La sévérité de la réglementation et de la jurisprudence
La réglementation est extrêmement sévère pour les actionnaires minoritaires qui auraient l’audace de vouloir contester la conformité d’une offre publique. Ceux-ci ne disposent en effet que d’une période de dix jours pour déposer un recours contre la décision de l’AMF, qui repose sur des notes d’informations rédigées de longue date par des bataillons de banquiers et d’avocats. Au-delà de ces dix jours, plus aucun recours n’est possible, et aucun nouvel argument ne peut être invoqué après le dépôt des mémoires, qui doit intervenir dans les 15 jours suivant le recours. Si ces restrictions procédurales peuvent se comprendre à l’aune de la nécessité de ne pas causer de retard excessif dans le calendrier des offres publiques, il faut malheureusement constater que la jurisprudence elle-même semble plutôt hostile à l’activisme judiciaire. Parmi les décisions les plus caricaturales rendues ces dernières années, il faut citer l’affaire «?Orange?» de 2004, au cours de laquelle France Telecom est parvenue, sans être contestée par l’AMF, la cour d’appel et la Cour de cassation, à retirer de la cote l’action Orange à 9,50 euros, alors qu’elle la valorisait à 11,80 euros, puis 12,40 euros dans ses propres comptes, au curieux motif que la valeur pour le majoritaire qui conserve une participation ne serait pas la même que pour un minoritaire qui cède ses actions sur le marché.

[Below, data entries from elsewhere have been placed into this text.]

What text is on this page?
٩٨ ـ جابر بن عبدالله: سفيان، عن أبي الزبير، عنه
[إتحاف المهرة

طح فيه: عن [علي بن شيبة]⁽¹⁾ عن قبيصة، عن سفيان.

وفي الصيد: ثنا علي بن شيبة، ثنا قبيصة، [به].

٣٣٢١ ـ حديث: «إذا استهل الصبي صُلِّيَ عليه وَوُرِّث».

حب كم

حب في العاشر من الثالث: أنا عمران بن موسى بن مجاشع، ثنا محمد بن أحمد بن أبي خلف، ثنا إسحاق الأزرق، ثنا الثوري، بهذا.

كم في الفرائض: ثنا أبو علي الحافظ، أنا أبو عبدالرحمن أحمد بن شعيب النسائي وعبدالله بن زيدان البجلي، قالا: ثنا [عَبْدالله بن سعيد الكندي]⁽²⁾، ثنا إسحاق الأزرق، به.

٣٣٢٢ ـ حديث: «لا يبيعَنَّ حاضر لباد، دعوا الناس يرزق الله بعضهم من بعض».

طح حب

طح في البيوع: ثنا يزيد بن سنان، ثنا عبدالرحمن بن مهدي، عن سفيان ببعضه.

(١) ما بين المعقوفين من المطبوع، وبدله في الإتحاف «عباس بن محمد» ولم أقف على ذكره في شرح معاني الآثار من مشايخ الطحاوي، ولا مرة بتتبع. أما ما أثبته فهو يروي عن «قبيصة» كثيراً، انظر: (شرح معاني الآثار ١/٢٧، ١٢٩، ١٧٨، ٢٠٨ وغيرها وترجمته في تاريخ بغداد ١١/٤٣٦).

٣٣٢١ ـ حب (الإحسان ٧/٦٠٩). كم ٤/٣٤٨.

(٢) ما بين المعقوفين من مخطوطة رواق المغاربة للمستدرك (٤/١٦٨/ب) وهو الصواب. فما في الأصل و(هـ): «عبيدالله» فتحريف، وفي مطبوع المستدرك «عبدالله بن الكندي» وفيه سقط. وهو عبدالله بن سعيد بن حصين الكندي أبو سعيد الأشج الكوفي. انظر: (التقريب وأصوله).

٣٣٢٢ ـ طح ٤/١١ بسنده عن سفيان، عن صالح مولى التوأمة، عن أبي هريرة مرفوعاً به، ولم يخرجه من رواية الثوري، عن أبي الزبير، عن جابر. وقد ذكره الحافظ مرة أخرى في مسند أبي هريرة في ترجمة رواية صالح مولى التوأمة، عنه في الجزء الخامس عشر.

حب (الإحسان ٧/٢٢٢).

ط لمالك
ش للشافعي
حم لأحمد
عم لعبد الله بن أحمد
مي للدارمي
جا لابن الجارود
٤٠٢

Le fort potentiel de l’activisme actionnarial en France
C’est par exemple le cas récent du fonds activiste TCI, qui a publiquement interpellé EADS, à l’été 2013, pour lui demander de céder sa participation de 4?milliards d’euros dans Dassault Aviation, qui constituait selon lui une «?mauvaise utilisation du capital d’EADS?». Sur un plan judiciaire, certaines batailles ont aussi été gagnées, à l’instar du dossier «?Buffalo Grill?», dont l’offre publique s’est soldée par une rare décision de non-conformité de l’AMF, fondée sur l’insuffisance du prix. L’offre a finalement été complétée par un dividende exceptionnel de 18,7 euros, ce qui a presque doublé le prix de l’offre, initialement fixé à 20 euros par action (et pourtant validé par un expert). On peut également rappeler que ce sont notamment des contestations auprès de l’AMF relatives à l’offre visant l’action «?Sperian Technologies?» qui ont donné lieu à l’abandon de l’offre «?amicale?» de Cinven libellée à 70 euros par action, et à une offre finale d’un autre acquéreur à 117 euros par action. Au vu de ce potentiel de création de valeur pour l’actionnaire, il y a fort à parier que les actionnaires activistes, et en particulier les fonds d’investissement spécialisés, trouvent en France de nouveaux défis, que ce soit sur le terrain de l’intervention directe ou de l’activisme judiciaire.